0.真夜中の顔


「賢い人間しか長生きできないんだよ、賢い人間しか」

 足下に転がった大きな影に向かってそう吐き捨てる黒服姿の男の声には、
人間らしい感情と言うか、生身の体温と言うものが感じられなかった。
 空中を遊泳する羽虫が目障りだから、ちり紙に包んで握り潰し、無造作に放り捨てた―――
自身の爪先にも触れている影に対して、彼はその程度の認識しか持ち合わせていない様子である。

 もはや物言わぬオブジェクトとなり果ててはいるが、彼の爪先が接しているその影は四肢が長く伸びており、
もとは生ある人間だったことが認められた。
 しかし、二度と言葉を話すことがないのと同様に、ピンと伸びきった四肢にも再び活力が漲る日は訪れない。
 眉間には鉄製の串のようなモノが深々と突き刺さっており、
そこから流れ出した真紅の生命力は、既に温もりを失って凝固し始めていた。
 脈を取って確かめるまでもなく、その男の絶息は明白であった。

 命の全てが流れ落ちるまでの間、懸命に生を渇望したのであろうか、
全身くまなく哀れなほど埃に塗れ、左の手首に嵌めている腕時計は、午前二時三十分を指したところで機能を停止していた。
 針を防護する為の丸いガラス板は大きくヒビ割れており、とてつもなく強い力でのたうち回っていたことが察せられる。

 室内にかけられた時計の針は、ちょうど午前三時を告げている。
 成る程、体温を失った血潮が石と化すかのように固まるには十分な時間の経過を見ている。

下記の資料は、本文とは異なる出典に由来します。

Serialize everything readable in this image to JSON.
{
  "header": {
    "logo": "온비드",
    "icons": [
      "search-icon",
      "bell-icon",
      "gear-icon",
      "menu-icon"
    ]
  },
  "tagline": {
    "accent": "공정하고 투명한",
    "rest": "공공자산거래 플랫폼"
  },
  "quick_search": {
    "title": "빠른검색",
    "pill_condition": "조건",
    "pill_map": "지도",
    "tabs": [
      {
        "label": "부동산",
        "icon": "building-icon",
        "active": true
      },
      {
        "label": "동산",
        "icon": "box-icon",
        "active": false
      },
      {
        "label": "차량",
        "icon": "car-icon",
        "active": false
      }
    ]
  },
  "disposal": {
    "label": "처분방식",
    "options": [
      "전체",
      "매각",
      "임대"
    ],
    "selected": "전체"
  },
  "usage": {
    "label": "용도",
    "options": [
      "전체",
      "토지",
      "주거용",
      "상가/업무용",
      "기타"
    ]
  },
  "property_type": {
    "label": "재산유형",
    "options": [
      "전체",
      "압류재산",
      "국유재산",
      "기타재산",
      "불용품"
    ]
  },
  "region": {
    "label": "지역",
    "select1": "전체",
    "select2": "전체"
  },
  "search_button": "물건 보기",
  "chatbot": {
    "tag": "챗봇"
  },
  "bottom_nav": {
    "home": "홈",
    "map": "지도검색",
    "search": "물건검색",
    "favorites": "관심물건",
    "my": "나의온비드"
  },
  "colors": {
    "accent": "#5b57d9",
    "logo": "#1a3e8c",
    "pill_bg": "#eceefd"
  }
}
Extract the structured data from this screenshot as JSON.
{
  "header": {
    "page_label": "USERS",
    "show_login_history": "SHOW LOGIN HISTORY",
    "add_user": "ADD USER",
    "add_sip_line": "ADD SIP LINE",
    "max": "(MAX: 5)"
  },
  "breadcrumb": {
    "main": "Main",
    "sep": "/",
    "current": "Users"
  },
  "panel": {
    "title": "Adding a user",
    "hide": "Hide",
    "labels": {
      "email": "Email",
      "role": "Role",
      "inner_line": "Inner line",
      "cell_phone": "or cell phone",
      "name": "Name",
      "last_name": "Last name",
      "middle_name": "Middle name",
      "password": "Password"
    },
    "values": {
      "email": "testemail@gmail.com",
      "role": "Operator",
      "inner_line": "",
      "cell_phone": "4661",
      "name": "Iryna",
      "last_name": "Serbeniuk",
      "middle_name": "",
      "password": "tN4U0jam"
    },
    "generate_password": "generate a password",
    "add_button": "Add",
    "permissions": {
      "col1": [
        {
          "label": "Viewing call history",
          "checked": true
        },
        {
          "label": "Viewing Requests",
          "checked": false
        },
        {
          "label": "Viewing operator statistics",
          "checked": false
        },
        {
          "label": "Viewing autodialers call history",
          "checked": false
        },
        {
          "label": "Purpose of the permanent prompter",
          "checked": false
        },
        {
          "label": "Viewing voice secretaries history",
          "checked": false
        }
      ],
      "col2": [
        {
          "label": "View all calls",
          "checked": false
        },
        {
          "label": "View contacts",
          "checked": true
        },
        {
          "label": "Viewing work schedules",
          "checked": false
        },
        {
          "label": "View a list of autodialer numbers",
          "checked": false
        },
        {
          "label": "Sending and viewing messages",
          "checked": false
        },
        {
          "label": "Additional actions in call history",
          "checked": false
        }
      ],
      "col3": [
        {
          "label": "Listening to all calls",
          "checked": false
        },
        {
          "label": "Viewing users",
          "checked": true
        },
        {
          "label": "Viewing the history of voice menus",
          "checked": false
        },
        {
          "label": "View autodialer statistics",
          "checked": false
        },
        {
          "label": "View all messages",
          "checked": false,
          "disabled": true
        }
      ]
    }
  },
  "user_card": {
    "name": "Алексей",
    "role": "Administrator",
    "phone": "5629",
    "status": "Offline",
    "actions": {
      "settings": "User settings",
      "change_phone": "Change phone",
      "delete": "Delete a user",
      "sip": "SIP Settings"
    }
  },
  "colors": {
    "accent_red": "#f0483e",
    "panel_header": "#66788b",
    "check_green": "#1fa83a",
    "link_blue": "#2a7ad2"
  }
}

「お前の言う通りだな。分別を弁えぬ人間ほど救えぬものはないわ」
「町長………」

 室内にはもうひとり厳つい面構えの老人が居る。
 蛇皮の装丁が施されたA4サイズのノートを手にしたまま苦みばしった顔で歯軋りするその老人を、
黒服の男は“町長”と呼んだ。

「………たったひとりではあるが、農家の人間がこのコトに気が付いた。由々しき問題であるな」
「一刻の猶予もありません。早くに始末をつけます」
「だが、手はあるのか?」
「私にお任せください」

 意味ありげな視線を“町長”へ送った黒服は、次いで足元の遺骸を一瞥した。
 作業用ツナギで全身を包んだ、この哀れなるオブジェクトを。